British Dental Association Data Breach
by Andrew Gogarty, Chief Security Evangelist
06 August 2020
Not many people are fans of the dentist, and it appears that cyber criminals share the same sentiment. It’s feared that dentists’ bank account details have been stolen by cyber criminals last week in a hack against the British Dental Association (BDA).
The BDA’s website is currently showing a statement that says both their website and other systems, such as their telephones, are offline.
According to BBC News, the BDA has admitted to its members that it’s still not sure exactly what was accessed in the breach that took place on the 31st July and it’s contacting those it “thinks” had data compromised.
As always with breaking news like this, it’s not fair to jump to conclusions around what happened without all the facts, especially when the BDA have claimed it’s still investigating the extent of the breach.
However, when handling personally identifiable information, it’s an expectation of the General Data Protection Regulation (GDPR) to have appropriate and proportionate security measures in place to safeguard that data.
Considering that BDA members’ bank account details are now in the hand of cyber criminals, it would be difficult for them to argue to the Information Commissioners Office (ICO) that not having visibility and control over who had access to their data was appropriate or proportionate.

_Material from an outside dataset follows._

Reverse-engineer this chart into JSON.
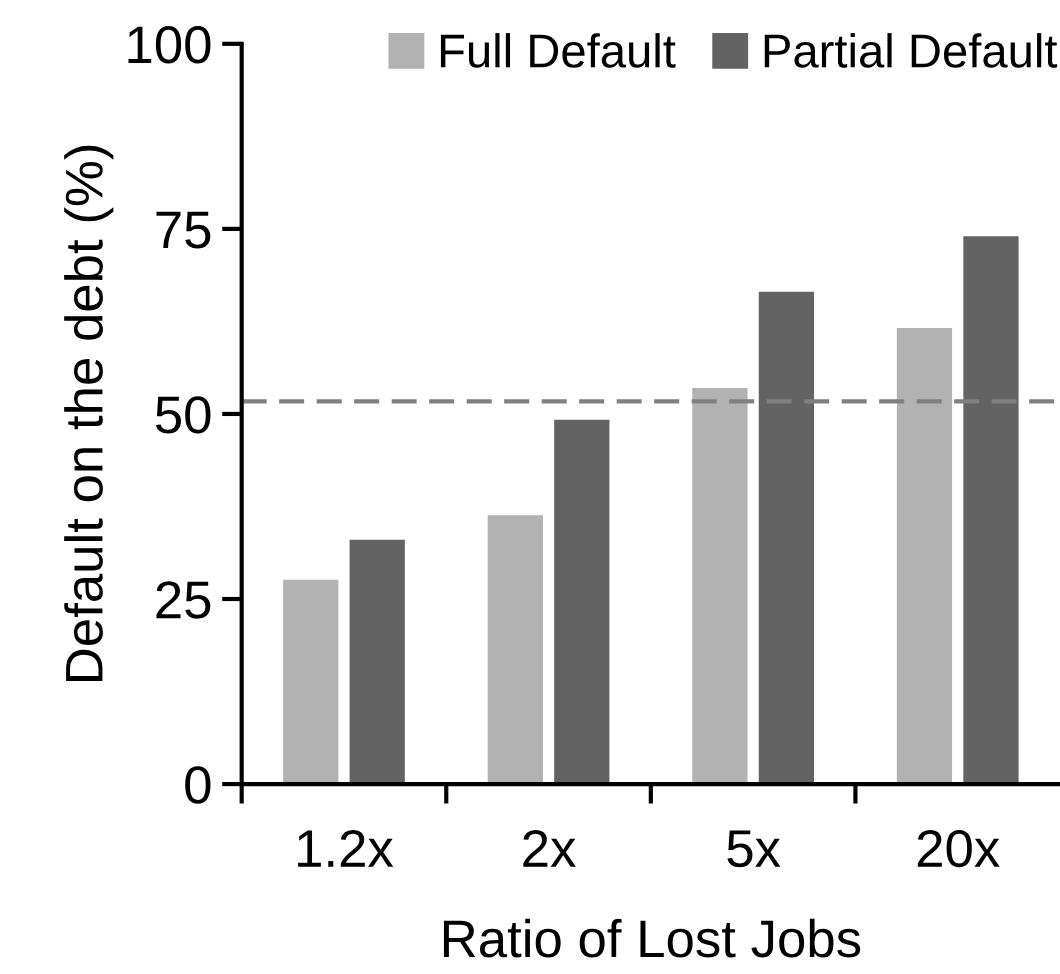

In today’s digital age, this is yet another example that demonstrates the importance of having the right controls in place, including continuous monitoring of environments that hold sensitive information.
The statement released as part of BDA’s incident response suggests that this was a ‘sophisticated’ attack, which is a term used all too often early on in highly publicised cyber attack announcements. Will this be a genuine sophisticated cyber attack, or yet another breach resulting from a lack of cyber security best practice?